Distributors like PromoShop are clearly more the exception than the rule, however. Most distributors just don’t have the budget for safety investments, meaning they’re 100% reliant on suppliers to source responsibly.
“The cost of staying up to date on safety measures can be out of reach for some distributors, which limits their ability to compete for bigger clients,” says Shamani Peter, COO of Top 40 distributor Axis Promotions (asi/128263) in New York City. “But safety is a culture, and the values must come from the top down, with CEOs and COOs being willing to pay for the necessary systems and protocols to deliver safe products and grow the business.”
Over the last year and a half, six promo companies have been publicly named in product safety recalls.
Alstyle Apparel & Activewear (asi/34817), in conjunction with U.S. and Canadian officials, recalled approximately 297,600 infant bodysuits manufactured in Mexico. The firm said snaps on the crotch of the garments could detach, posing a choking hazard.
In a similar case, Mississauga, ON-based Reward Connections Inc. (asi/307656) recalled more than 5,000 Ottawa Senators-branded infant bodysuits. In one case, the metal snaps on a suit detached.

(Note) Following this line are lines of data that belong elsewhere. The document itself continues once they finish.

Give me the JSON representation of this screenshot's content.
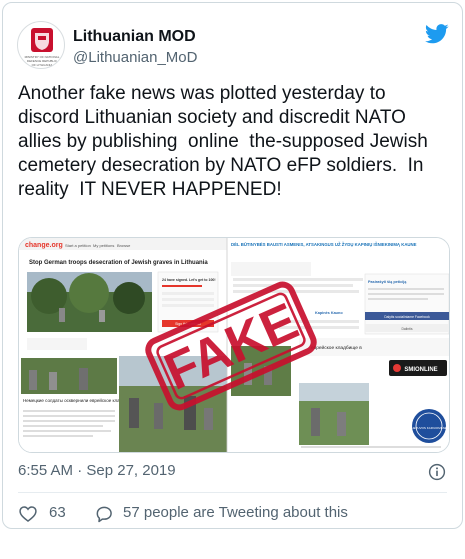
{
  "account": {
    "display_name": "Lithuanian MOD",
    "handle": "@Lithuanian_MoD",
    "avatar_caption": "MINISTRY OF NATIONAL DEFENCE REPUBLIC OF LITHUANIA"
  },
  "tweet": {
    "text": "Another fake news was plotted yesterday to discord Lithuanian society and discredit NATO allies by publishing  online  the-supposed Jewish cemetery desecration by NATO eFP soldiers.  In reality  IT NEVER HAPPENED!",
    "timestamp": "6:55 AM · Sep 27, 2019"
  },
  "media": {
    "stamp_text": "FAKE",
    "left_panel": {
      "site_name": "change.org",
      "nav": [
        "Start a petition",
        "My petitions",
        "Browse"
      ],
      "headline": "Stop German troops desecration of Jewish graves in Lithuania",
      "signed_text": "24 have signed. Let's get to 100!",
      "sign_button": "Sign this petition",
      "caption_ru": "Немецкие солдаты осквернили еврейское кладбище в Каунасе"
    },
    "right_panel": {
      "headline": "DĖL BŪTINYBĖS BAUSTI ASMENIS, ATSAKINGUS UŽ ŽYDŲ KAPINIŲ IŠNIEKINIMĄ KAUNE",
      "petition_title": "Pasirašyti šią peticiją",
      "petition_author": "Kapinės Kauno",
      "share_button": "Dalintis",
      "fb_button": "Dalytis socialiniame Facebook",
      "caption_ru": "еврейское кладбище в",
      "badge": "SMIONLINE",
      "seal_text": "LIETUVOS KARIUOMENĖ"
    }
  },
  "actions": {
    "likes": "63",
    "talking": "57 people are Tweeting about this"
  },
  "colors": {
    "twitter_blue": "#1d9bf0",
    "stamp_red": "#c8102e",
    "text_primary": "#0f1419",
    "text_secondary": "#536471"
  }
}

Reward Connections purchased the China-made apparel through supplier Blessing Promo Inc. (asi/37761).
In mid-summer of last year, Houston-based Hirsch Gift (asi/61005) recalled 21,000 wireless charging pads. The supplier received seven reports of the chargers overheating. The pads had been distributed as a giveaway to employees and customers of various companies.
AAA Innovations (asi/30023) issued a recall on Tito’s Vodka-branded cooler/grills that circulated in the promo industry. The Norwood, NJ-based supplier said it determined the grills could overheat and catch fire. While the grills were mainly used as part of retail store displays, some were also given away or raffled off.
Earlier this year, Spector & Co. (asi/88660), based in Saint-Laurent, QC, recalled about 7,000 of its Elf power banks. Spector received two reports of the power banks overheating, though neither case resulted in fire or property damage and no one got hurt.